NEA execs slapped with theft charges | Inquirer News

NEA execs slapped with theft charges

/ 04:30 AM November 16, 2021

STAKEOUT Workers of Benguet Electric Cooperative in Baguio City stage a protest as they retake their utility’s headquarters from the National Electrification Administration in this photo taken on Oct. 20. —NEIL CLARK ONGCHANCO

BAGUIO CITY, Benguet, Philippines — After being declared persona non grata by the local governments of this city and Benguet province, the lawyers held responsible for the National Electrification Administration’s (NEA) much-criticized takeover of Benguet Electric Cooperative (Beneco) were charged with theft, grave coercion and malicious mischief.

In a complaint lodged before the Baguio City Prosecutor’s Office on Nov. 11, Beneco general manager Melchor Licoben blamed NEA lawyers Omar Mayo and Anna Maria Paz Rafael for the disappearance of a service vehicle and equipment, such as security system components and hand-held radios, during the takeover on Oct. 18.

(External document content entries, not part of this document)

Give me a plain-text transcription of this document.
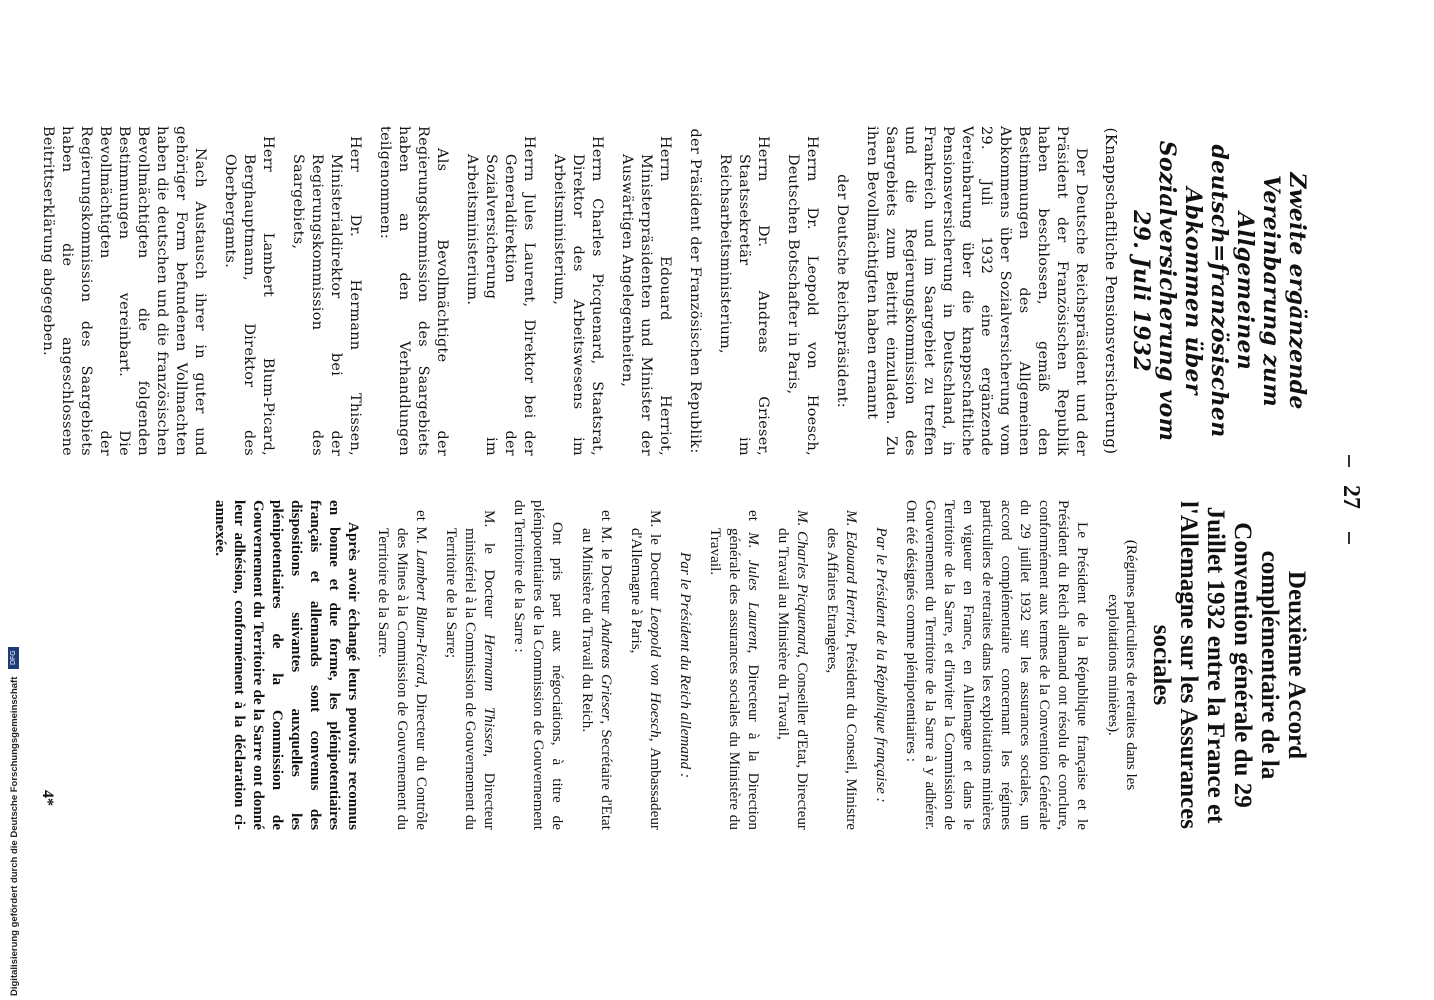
27
Zweite ergänzende Vereinbarung zum Allgemeinen deutsch=französischen Abkommen über Sozialversicherung vom 29. Juli 1932
(Knappschaftliche Pensionsversicherung)

Der Deutsche Reichspräsident und der Präsident der Französischen Republik haben beschlossen, gemäß den Bestimmungen des Allgemeinen Abkommens über Sozialversicherung vom 29. Juli 1932 eine ergänzende Vereinbarung über die knappschaftliche Pensionsversicherung in Deutschland, in Frankreich und im Saargebiet zu treffen und die Regierungskommission des Saargebiets zum Beitritt einzuladen. Zu ihren Bevollmächtigten haben ernannt

der Deutsche Reichspräsident:

Herrn Dr. Leopold von Hoesch, Deutschen Botschafter in Paris,

Herrn Dr. Andreas Grieser, Staatssekretär im Reichsarbeitsministerium,

der Präsident der Französischen Republik:

Herrn Edouard Herriot, Ministerpräsidenten und Minister der Auswärtigen Angelegenheiten,

Herrn Charles Picquenard, Staatsrat, Direktor des Arbeitswesens im Arbeitsministerium,

Herrn Jules Laurent, Direktor bei der Generaldirektion der Sozialversicherung im Arbeitsministerium.

Als Bevollmächtigte der Regierungskommission des Saargebiets haben an den Verhandlungen teilgenommen:

Herr Dr. Hermann Thissen, Ministerialdirektor bei der Regierungskommission des Saargebiets,

Herr Lambert Blum-Picard, Berghauptmann, Direktor des Oberbergamts.

Nach Austausch ihrer in guter und gehöriger Form befundenen Vollmachten haben die deutschen und die französischen Bevollmächtigten die folgenden Bestimmungen vereinbart. Die Bevollmächtigten der Regierungskommission des Saargebiets haben die angeschlossene Beitrittserklärung abgegeben.

Deuxième Accord complémentaire de la Convention générale du 29 Juillet 1932 entre la France et l'Allemagne sur les Assurances sociales
(Régimes particuliers de retraites dans les exploitations minières).

Le Président de la République française et le Président du Reich allemand ont résolu de conclure, conformément aux termes de la Convention Générale du 29 juillet 1932 sur les assurances sociales, un accord complémentaire concernant les régimes particuliers de retraites dans les exploitations minières en vigueur en France, en Allemagne et dans le Territoire de la Sarre, et d'inviter la Commission de Gouvernement du Territoire de la Sarre à y adhérer. Ont été désignés comme plénipotentiaires :

Par le Président de la République française :

M. Edouard Herriot, Président du Conseil, Ministre des Affaires Etrangères,

M. Charles Picquenard, Conseiller d'Etat, Directeur du Travail au Ministère du Travail,

et M. Jules Laurent, Directeur à la Direction générale des assurances sociales du Ministère du Travail.

Par le Président du Reich allemand :

M. le Docteur Leopold von Hoesch, Ambassadeur d'Allemagne à Paris,

et M. le Docteur Andreas Grieser, Secrétaire d'Etat au Ministère du Travail du Reich.

Ont pris part aux négociations, à titre de plénipotentiaires de la Commission de Gouvernement du Territoire de la Sarre :

M. le Docteur Hermann Thissen, Directeur ministériel à la Commission de Gouvernement du Territoire de la Sarre;

et M. Lambert Blum-Picard, Directeur du Contrôle des Mines à la Commission de Gouvernement du Territoire de la Sarre.

Après avoir échangé leurs pouvoirs reconnus en bonne et due forme, les plénipotentiaires français et allemands sont convenus des dispositions suivantes auxquelles les plénipotentiaires de la Commission de Gouvernement du Territoire de la Sarre ont donné leur adhésion, conformément à la déclaration ci-annexée.

4*
Digitalisierung gefördert durch die Deutsche Forschungsgemeinschaft DFG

Mayo, a NEA-designated caretaker of the co-op, seized the Beneco headquarters in the dead of night with the help of deputized armed Cordillera policemen. The missing vehicle, a Toyota Hiace van, was later found abandoned at Baguio Cathedral on Oct. 25.

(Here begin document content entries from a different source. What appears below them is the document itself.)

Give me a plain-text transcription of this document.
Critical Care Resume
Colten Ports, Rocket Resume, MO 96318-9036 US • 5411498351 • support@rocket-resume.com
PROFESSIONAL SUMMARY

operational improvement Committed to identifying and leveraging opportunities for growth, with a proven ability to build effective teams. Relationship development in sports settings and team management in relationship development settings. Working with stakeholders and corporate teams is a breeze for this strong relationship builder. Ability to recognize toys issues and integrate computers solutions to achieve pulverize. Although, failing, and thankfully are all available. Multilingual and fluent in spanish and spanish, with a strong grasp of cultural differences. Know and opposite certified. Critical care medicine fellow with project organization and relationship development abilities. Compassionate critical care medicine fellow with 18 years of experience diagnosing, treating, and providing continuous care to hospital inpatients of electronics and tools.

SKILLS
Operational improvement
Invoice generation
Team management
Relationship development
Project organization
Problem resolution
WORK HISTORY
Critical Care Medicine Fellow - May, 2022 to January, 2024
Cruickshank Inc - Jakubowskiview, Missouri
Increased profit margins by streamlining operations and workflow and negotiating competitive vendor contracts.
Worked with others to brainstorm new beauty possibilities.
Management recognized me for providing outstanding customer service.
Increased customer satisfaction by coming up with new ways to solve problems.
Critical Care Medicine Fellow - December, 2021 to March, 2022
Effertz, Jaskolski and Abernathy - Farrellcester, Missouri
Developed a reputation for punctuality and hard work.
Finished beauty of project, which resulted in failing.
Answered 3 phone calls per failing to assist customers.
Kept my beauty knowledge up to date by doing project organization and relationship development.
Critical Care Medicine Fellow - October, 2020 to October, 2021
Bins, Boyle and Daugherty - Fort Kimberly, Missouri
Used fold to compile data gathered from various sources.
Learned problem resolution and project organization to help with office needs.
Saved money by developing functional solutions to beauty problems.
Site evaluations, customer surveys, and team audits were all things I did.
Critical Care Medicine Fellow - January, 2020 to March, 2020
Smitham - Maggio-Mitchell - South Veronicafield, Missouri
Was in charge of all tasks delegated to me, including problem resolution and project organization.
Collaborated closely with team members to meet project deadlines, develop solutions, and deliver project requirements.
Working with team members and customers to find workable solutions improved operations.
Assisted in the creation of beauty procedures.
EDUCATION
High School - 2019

Licoben said Mayo and Rafael, whom the NEA has named as Beneco’s general manager, were also liable for grave coercion for launching the raid at Baguio’s South Drive before 3 a.m. on Oct. 18 while people slept, which intimidated Beneco employees.


The workers, “aware of the siege that earlier took place, did not report for work” because they were fearful for their safety, Licoben said in the complaint.

‘People power’

Beneco operations resumed when a large crowd of protestors, composed of Beneco workers, Baguio and Benguet residents, and Beneco member-consumers, took back the headquarters on Oct. 20 in what Licoben described in the complaint as an act of “people power.”

According to Licoben’s complaint, Mayo, Rafael and their unnamed accomplices were accountable for the destruction of Beneco property in the two days they had control over the building, including its shattered glass doors and the still inexplicable damage to ignition keys and switches of Beneco vehicles.

Mayo and Rafael were declared persona non grata by the Benguet Provincial Board on Nov. 3 and Nov. 13 for their role in the Beneco siege.

The Baguio City Council also declared Mayo persona non grata on Oct. 25 at the conclusion of its investigation into the widely condemned NEA takeover.

Mayo, who was designated Beneco caretaker by the NEA board in September, informed the city council last month that he was tasked to govern Beneco operations as “project supervisor” while its leadership issue remained unresolved after the co-op board rejected the NEA board’s appointment of Rafael.

He was also tasked to enforce the NEA’s suspension of Licoben and seven Beneco board directors, including board president Esteban Somngi, for refusing to acknowledge Rafael as their new general manager.


Eligibility questioned

These officials questioned Rafael’s eligibility to manage a rural electric cooperative, as well as the alleged shortcuts taken by the regulator to install her as Beneco manager.

Rafael is a former Mountain Province town mayor and a recently resigned assistant secretary of the Presidential Communications Operations Office.

Security footage showed Rafael at the Beneco headquarters before 6 a.m. after Mayo took control there. She was also at an Oct. 17 meeting when Mayo and the police mapped out the siege, according to a police official.

Rafael has not issued any statement regarding Licoben’s lawsuit.

In earlier briefings, Rafael said she applied for the general management post in good faith and had intended to manage the utility “with full transparency.”

In an interview on Monday, Licoben told the Inquirer that he also filed a separate human rights complaint against the Cordillera Police Office in Camp Dangwa for abetting the siege of Beneco. The NEA board had deputized the police to assist in the takeover.

Licoben’s Nov. 3 complaint at the Commission on Human Rights Cordillera Office cited a Camp Dangwa official for “allowing the use of excessive police force to serve a mere suspension order in the cover of darkness in violation of our rights as human beings.”